El profe –el hermano Carlos- no me dijo nada, pero sutilmente se acercó a la pizarra mientras decía a la clase: “Van a desarrollar este tema como examen de historia de hoy”. Y sin inmutarse escribió: “Reyes holgazanes: Alejandro I de León”. Pasando a continuación a requisarme el aparato sin más contemplaciones.

Nada. No perdí ni un fisco de afición. Al contrario. Y cuánto se aprende escuchando. El otro día, había un apasionante debate. No había caído en el asunto. En alguna cena de amigos lo habíamos comentado, pero un poco por encima. Sin ir más allá. El intercambio de opiniones que escuché en antena me dejó helado. ¿Hay que dar o no la contraseña del móvil a la pareja? Al momento, se posicionan los extremos. Tertulianos expertos en comunicación y psicólogos compartían o enfrentaban posturas.

Y se incendia el debate: confianza ciega en el otro o protección máxima de tu intimidad. Hay muchos países en los que es delito espiar el móvil o el correo electrónico de tu pareja. En España, por ejemplo, lo es. Así lo explicaban los especialistas que se enzarzaban en si es mejor ejercer de amor ideal y compartir incluso contraseñas con total libertad o si esa misma actitud es un claro síntoma de posesión y de celos enfermizos. Cuando el amor se vuelve tóxico, espiar el móvil de la pareja para controlar sus actos se convierte en una obsesión para mucha gente. Y cuando digo mucha es mucha. Mucha más de la que seguramente usted o yo imaginamos.

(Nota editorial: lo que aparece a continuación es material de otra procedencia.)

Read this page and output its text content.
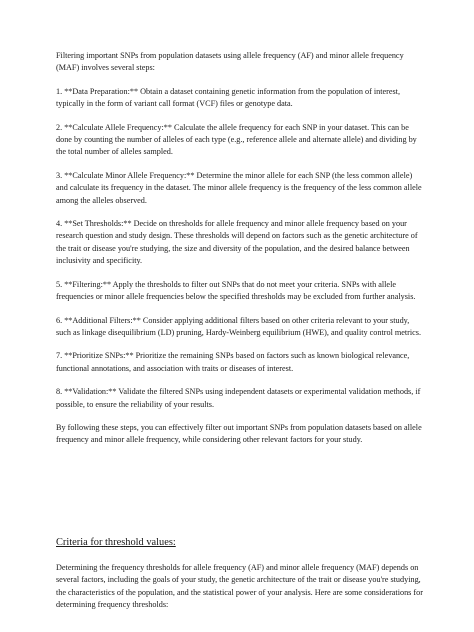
Filtering important SNPs from population datasets using allele frequency (AF) and minor allele frequency (MAF) involves several steps:

1. **Data Preparation:** Obtain a dataset containing genetic information from the population of interest, typically in the form of variant call format (VCF) files or genotype data.

2. **Calculate Allele Frequency:** Calculate the allele frequency for each SNP in your dataset. This can be done by counting the number of alleles of each type (e.g., reference allele and alternate allele) and dividing by the total number of alleles sampled.

3. **Calculate Minor Allele Frequency:** Determine the minor allele for each SNP (the less common allele) and calculate its frequency in the dataset. The minor allele frequency is the frequency of the less common allele among the alleles observed.

4. **Set Thresholds:** Decide on thresholds for allele frequency and minor allele frequency based on your research question and study design. These thresholds will depend on factors such as the genetic architecture of the trait or disease you're studying, the size and diversity of the population, and the desired balance between inclusivity and specificity.

5. **Filtering:** Apply the thresholds to filter out SNPs that do not meet your criteria. SNPs with allele frequencies or minor allele frequencies below the specified thresholds may be excluded from further analysis.

6. **Additional Filters:** Consider applying additional filters based on other criteria relevant to your study, such as linkage disequilibrium (LD) pruning, Hardy-Weinberg equilibrium (HWE), and quality control metrics.

7. **Prioritize SNPs:** Prioritize the remaining SNPs based on factors such as known biological relevance, functional annotations, and association with traits or diseases of interest.

8. **Validation:** Validate the filtered SNPs using independent datasets or experimental validation methods, if possible, to ensure the reliability of your results.

By following these steps, you can effectively filter out important SNPs from population datasets based on allele frequency and minor allele frequency, while considering other relevant factors for your study.

Criteria for threshold values:

Determining the frequency thresholds for allele frequency (AF) and minor allele frequency (MAF) depends on several factors, including the goals of your study, the genetic architecture of the trait or disease you're studying, the characteristics of the population, and the statistical power of your analysis. Here are some considerations for determining frequency thresholds:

Termina el debate y, sin bajarme del coche, busco en Google sobre este asunto. Alucino con los millones de resultados. Aparecen todo tipo de historias y situaciones. Les cuento esta que recoge el periódico argentino La Nación y que terminó en separación por nada. “Mi pareja anterior se llevaba el celular al baño y estaba ahí, con el teléfono, más de media hora. Esa actitud me molestaba mucho, sentía que me ocultaba algo. Él me juraba que no, que solo hablaba con sus amigos. Un día le agarré el teléfono y cuando quise entrar al WhatsApp, no pude porque él había puesto una contraseña. ¿Si no tenía nada que ocultar, por qué la clave? Discutimos toda la noche, él decía que así defendía su privacidad. Después de eso, nos separamos. Pero antes me mostró el WhatsApp: no había nada raro, solo algunos videos cortos algo subidos de tono que se mandaba con sus amigos”, cuenta la chica, aún arrepentida de haber sucumbido a sus celos.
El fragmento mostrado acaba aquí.